Я сжал ее руку в своей.

— Какая у вас теплая рука, — сказала она. — Ах, и какая приятная теплота! Я чувствую, как она разливается у меня по всему телу…

Я не знал, что ей ответить. Впервые она произнесла сразу так много слов.

— Да, — продолжала она, — от вас исходит тепло, и оно оживляет меня. Только лучи солнца, которые проникают в мою комнату, вливают в меня вот такую же радость.

Она смолкла и задрожала, не отнимая у меня руки.

— Может быть, вы плохо себя чувствуете? — спросил я.

— О нет, я чувствую себя хорошо, но мне кажется, со мной что-то неладное творится… Я не такая, как все… Мне делается плохо от шума, от громкого смеха, от злого слова, сказанного по чьему-либо адресу, оттого, что лысый банкир громко мешает чай ложечкой и жадно его отхлебывает, от непристойных шуток госпожи Евгении, от поспешности, с какой молодой помещик бросается, чтобы услужить мне, от лживых похвал моих друзей… Вот отчего я страдаю… Когда же я одна, я чувствую себя спокойной… Мне легко, и я даже не сознаю этого… Мир кажется мне хаосом злых теней… Только с вами мне хорошо, а вы и не знаете этого; мне приятно, когда вы молча слушаете глупых, трусливых людей и лишь по временам пугаете их метким, язвительным словом.

Я покраснел и пристально посмотрел на нее.
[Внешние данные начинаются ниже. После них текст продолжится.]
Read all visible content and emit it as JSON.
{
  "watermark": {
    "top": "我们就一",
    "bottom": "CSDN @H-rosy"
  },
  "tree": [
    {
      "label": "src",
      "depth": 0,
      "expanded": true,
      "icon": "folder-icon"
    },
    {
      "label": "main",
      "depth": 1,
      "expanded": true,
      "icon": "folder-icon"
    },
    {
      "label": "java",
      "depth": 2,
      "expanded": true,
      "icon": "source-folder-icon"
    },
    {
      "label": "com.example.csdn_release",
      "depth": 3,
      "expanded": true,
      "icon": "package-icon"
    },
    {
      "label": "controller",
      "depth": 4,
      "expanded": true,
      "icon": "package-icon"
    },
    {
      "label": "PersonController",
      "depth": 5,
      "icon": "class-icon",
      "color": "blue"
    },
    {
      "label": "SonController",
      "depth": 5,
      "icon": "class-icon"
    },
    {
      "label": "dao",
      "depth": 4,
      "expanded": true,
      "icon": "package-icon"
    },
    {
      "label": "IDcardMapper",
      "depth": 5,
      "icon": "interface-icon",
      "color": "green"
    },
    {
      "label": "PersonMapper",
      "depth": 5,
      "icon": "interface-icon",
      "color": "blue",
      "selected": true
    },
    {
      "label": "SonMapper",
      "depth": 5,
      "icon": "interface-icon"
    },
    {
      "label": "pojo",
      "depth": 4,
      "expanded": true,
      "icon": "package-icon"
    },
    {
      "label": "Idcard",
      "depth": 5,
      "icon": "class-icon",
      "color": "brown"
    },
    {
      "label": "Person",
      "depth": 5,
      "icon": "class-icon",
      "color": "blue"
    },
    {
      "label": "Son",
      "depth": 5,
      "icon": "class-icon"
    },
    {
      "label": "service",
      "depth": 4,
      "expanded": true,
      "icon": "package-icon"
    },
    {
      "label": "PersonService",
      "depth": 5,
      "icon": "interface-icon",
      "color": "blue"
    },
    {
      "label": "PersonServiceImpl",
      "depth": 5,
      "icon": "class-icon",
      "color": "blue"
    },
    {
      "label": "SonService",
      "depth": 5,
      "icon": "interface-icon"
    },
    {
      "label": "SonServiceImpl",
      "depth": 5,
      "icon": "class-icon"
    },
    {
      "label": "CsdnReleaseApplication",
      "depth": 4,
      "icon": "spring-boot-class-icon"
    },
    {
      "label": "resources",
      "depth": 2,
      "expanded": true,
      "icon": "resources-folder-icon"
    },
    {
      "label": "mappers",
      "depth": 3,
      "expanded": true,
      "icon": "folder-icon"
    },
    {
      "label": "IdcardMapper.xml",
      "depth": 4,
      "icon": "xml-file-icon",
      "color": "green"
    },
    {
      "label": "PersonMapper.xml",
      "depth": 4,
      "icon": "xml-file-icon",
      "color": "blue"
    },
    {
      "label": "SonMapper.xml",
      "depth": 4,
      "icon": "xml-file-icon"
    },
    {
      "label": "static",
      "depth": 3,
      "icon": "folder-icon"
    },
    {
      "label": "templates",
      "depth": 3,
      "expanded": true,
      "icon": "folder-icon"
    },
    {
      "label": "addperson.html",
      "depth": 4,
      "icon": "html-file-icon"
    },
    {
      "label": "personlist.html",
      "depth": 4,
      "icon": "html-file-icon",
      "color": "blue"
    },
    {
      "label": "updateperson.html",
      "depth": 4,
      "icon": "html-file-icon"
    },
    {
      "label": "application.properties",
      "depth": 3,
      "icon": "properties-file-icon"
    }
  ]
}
Ее щеки порозовели, она потупила большие синие глаза, полные слез.

Я не знал, что ей ответить.

Мне хотелось приласкать ее, поцеловать. Я положил ей руку на плечо, потом невольно дотронулся до ее белой шеи, и, наконец, рука моя скользнула по ее округлому лицу, по бледному подбородку, прозрачному, словно восковое яблоко.

Прошел месяц; она со мной не разговаривала, но смотрела на меня пристально, ловила мой взгляд, была внимательна ко мне за столом, когда подавали кофе или чай, глазами просила меня оставаться по вечерам, когда гости начинали расходиться. Как только служанка подносила варенье, она пытливо смотрела на ложку, на стакан с водой и особенно на вазочку с вареньем, приказывая всегда подавать именно то, которое, как она заметила, мне нравилось больше.

Она протягивала мне руку, была всегда внимательна ко мне, пристально смотрела на меня, задумывалась, молчала — и больше ничего.

Я не смел ни на что надеяться, но признаюсь, что мне, отвергнутому, относящемуся ко всему с пренебрежением, усталому, скептически настроенному, преждевременно разочарованному, она бесконечно нравилась, и меня ужасала мысль, что я могу быть ей безразличен.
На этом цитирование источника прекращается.